Allison James, del Método Superando Pérdidas Emocionales, afirma que el duelo son todos lo sentimientos causados por el final o el cambio de un patrón familiar de conducta. Un cambio en tus rituales diarios, el miedo a la falta de pago e inseguridad, y tantas emociones que con ese cambio se avecinan. Así que toda pérdida es igual de importante. Hoy en día se han detectado 43 pérdidas que pueden producir una gama de emociones infinitas y a las que llamamos duelo. De igual forma podría ser la muerte de un ser querido, un divorcio o fin de alguna relación, una mudanza, cambios financieros, pérdida de salud o simplemente algunas veces algo intangible pero real; relaciones con la violencia, adicciones o hasta un cambio de trabajo. El dolor puede surgir en ese momento, pero también continuar durante años.


Tras cada pérdida viene un duelo, y con ella, un proceso en el que habremos de elaborar las emociones y reconducir la propia vida. Cuando la situación nos sobrepasa, nos viene el estrés y no sabemos cómo manejarlo. Cómo afrontar el duelo depende de cada persona y su personalidad, sus factores históricos, sociales y dependiendo de cada circunstancia. No hay una duración “normal” de duelo. No hemos de anticipar que todos pasaremos por “fases de duelo”, pues investigaciones recientes han afirmado que la mayoría de las personas no pasan por estas fases de forma progresiva.

Las fases de duelo al perder a un ser querido por las que podemos pasar son…

1. Shock. Nos enteramos del fallecimiento pero no lo podemos creer.

2. Negación. Es una fase complicada, nos puede invadir la rabia, sentimientos negativos y un intenso dolor.

3. Desesperanza. Es la fase que se entiende como duelo en sí, ya que surge una tristeza y una pena por haber perdido a esa persona.

4. Aceptación. Con el tiempo indefinido, llega.



Perder tu trabajo también puede ser devastador y más aun en este tiempo de COVID que se nos conectan varias pérdidas. Si lo estás viviendo, date permiso de atravesar la serie de sentimientos cómo miedo, tristeza, o alivio. Pues no solamente se ha ido el trabajo, sino los hábitos que le acompañaban. Tus rituales camino al trabajo, las personas con las que solías convivir, tus proyectos inconclusos. Es natural que incluso llegases a extrañar cosas que te costaban. La realidad es que no se suele hablar de esto, pues comparamos esta pérdida con otras más grandes, la minimizamos y embotellamos las emociones, pero todas las pérdidas son importantes.

La idea del afrontamiento consiste en enfocar las energías no en el problema, sino en las emociones que éste nos provoca. Así nos adentramos al procesamiento emocional, reconociendo, mirando y entendiendo los sentimientos que se están experimentando. El expresar emocionalmente al compartirlo, con los demás o con uno mismo, nos permite liberarlo.


Estas estrategias nos permiten encarar una pérdida. Realmente la forma funcional de afrontar un duelo consiste en identificar, expresar, y liberar las emociones de un modo adecuado. Negar el problema, evadirlo, o reaccionar impulsivamente, solo hará más intenso nuestro sufrimiento.


Pero, ¿Qué puede sentir o vivir uno mientras se está en duelo?

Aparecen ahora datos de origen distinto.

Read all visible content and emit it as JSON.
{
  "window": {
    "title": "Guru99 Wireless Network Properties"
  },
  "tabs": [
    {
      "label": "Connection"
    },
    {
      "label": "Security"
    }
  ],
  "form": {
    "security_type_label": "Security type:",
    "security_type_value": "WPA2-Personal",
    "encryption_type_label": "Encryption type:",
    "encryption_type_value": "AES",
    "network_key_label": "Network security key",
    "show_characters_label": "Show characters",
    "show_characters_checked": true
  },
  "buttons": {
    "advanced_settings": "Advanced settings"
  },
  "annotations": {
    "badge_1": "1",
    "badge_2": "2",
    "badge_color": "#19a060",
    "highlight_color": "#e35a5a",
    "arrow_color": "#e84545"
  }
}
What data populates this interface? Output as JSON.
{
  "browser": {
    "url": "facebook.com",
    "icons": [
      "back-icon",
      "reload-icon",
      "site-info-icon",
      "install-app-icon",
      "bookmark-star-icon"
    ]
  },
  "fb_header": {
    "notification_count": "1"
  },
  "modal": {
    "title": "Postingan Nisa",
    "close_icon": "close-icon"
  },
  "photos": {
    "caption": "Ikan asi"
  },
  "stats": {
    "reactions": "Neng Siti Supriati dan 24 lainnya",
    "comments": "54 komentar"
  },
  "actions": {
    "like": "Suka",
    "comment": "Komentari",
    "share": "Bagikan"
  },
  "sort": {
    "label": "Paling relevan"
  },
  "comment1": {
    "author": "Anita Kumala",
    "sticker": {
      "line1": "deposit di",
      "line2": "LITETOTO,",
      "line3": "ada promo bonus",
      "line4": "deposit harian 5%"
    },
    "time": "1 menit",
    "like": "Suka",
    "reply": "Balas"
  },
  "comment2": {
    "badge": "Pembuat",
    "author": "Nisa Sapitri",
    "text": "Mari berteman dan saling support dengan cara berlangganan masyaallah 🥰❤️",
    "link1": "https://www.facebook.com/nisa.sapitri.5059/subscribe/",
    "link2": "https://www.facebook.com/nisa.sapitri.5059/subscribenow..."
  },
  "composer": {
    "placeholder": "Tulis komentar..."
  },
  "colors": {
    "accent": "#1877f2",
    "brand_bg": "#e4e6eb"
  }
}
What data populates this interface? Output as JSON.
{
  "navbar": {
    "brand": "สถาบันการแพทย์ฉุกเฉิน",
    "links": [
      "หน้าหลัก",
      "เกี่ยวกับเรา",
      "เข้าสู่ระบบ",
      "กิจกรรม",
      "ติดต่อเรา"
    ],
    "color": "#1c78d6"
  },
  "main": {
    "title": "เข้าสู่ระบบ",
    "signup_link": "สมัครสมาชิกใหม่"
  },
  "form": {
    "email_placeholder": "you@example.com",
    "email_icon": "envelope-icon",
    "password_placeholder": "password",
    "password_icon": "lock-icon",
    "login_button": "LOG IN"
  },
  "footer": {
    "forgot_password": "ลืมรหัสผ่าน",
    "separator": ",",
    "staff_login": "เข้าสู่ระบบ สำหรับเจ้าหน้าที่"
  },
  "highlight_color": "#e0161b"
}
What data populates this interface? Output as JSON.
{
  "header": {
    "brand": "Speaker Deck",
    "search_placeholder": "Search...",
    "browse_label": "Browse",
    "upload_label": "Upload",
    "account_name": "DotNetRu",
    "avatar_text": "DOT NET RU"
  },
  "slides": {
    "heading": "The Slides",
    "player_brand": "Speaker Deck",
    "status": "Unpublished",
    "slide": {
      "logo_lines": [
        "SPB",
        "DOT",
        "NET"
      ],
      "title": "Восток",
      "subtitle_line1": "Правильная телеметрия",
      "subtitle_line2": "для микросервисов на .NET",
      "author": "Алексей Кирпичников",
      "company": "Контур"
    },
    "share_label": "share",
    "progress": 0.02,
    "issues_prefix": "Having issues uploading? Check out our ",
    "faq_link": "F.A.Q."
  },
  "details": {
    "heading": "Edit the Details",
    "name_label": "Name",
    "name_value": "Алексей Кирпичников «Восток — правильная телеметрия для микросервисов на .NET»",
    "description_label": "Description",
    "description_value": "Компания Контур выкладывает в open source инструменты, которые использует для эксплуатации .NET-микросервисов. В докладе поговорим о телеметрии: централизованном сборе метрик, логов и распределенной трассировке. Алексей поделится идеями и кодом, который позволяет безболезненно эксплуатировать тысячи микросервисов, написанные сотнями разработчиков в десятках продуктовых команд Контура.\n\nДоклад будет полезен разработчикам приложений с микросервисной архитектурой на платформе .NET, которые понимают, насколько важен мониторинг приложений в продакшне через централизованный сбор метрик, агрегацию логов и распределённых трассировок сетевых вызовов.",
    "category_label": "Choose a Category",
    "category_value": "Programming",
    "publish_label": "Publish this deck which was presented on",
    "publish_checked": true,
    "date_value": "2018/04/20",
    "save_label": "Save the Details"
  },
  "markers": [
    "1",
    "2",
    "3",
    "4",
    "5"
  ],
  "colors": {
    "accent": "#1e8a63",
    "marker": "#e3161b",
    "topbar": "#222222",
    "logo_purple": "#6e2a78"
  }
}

El duelo normal se ve manifestado por sentimientos de tristeza, enfado, culpa y auto reproche, ansiedad, soledad, fatiga, impotencia, shock, alivio ante una enfermedad larga o dolorosa, insensibilidad… también se ve manifestado por sensaciones físicas cómo vacío en el estómago, opresión en el pecho o garganta, falta de aire y energía, debilidad muscular. Se puede tener trastornos del sueño, alimentarios, una conducta distraída, aislamiento social, sueños con la persona que falleció, evitar recordatorios del fallecido, llorar, suspirar (entre otros).

En el siguiente artículo hablaremos sobre cómo adaptarnos a la pérdida y las etapas por las que solemos pasar con mayor profundidad. Pero hoy date permiso de abrazar el duelo que estés viviendo y de reconocerlo. Date permiso de llorar, de reconocer las emociones, escríbelas en un papel, date permiso de darles una salida y abraza el miedo a sentirte vulnerable. Recuerda, cómo decía Murillo, el duelo es una tristeza profunda; no es un desorden psicológico, es normal la sensación de “volverse loco”; el duelo no es padecer una fobia, es el miedo que provoca la ausencia del que ya no está; el duelo no es ansiedad, es la desesperación que se siente en un proceso normal; el duelo es un dolor emocional. Una persona en duelo no necesita una mente brillante que le hable, sino un corazón paciente que lo escuche.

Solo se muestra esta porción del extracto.